Unlike other platforms, LinkedIn might not be a hotbed of innovation, but where else can people access such a range of well-educated, well-paid professionals, potential corporate partners or even political figures? Let's get the best out of this under-explored resource.
Company pages offer opportunities to showcase charities' work and how to get involved. The American Red Cross, for example, has created a well-designed, interactive page covering news, careers and services, and has amassed more than 56,000 followers through regularly updated, well-targeted content. Oxfam, which has 36,462 followers, uses its page to promote its policy journals and online shop, and Greenpeace, which has 35,141 followers, uses its page to show each area of its campaign.

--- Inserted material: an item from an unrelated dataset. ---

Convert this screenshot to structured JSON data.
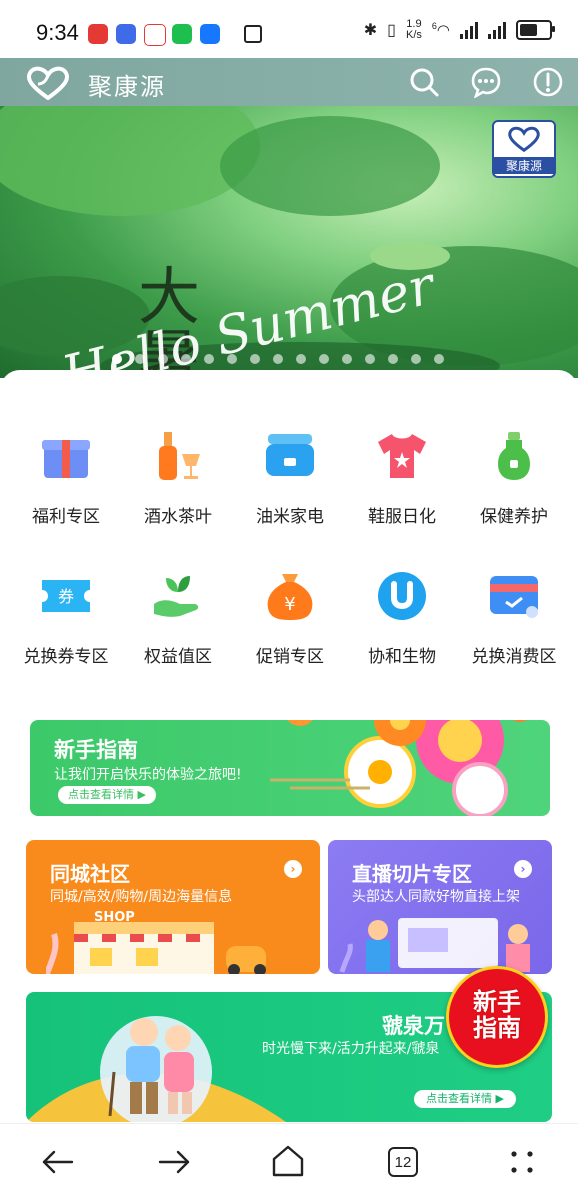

More than three million members have added the Volunteers and Causes section to their profiles. These are potential advocates, major donors, volunteers and trustees. Board Member Connect is a tool that allows members to search for others who have indicated that they would like to serve on a not-for-profit board. Volunteer Match, launched last month, can result in free professional help for any size of project.
Consumer brands are using LinkedIn features as an innovative form of promotion. For example, Callaway Golf's Hit The Links app allows users to create their dream team from their contacts list to potentially win a golfing trip abroad. Fruit Of The Loom offered free underwear to people who changed jobs. If a charity gets its campaign right, it can have higher visibility than on other networks.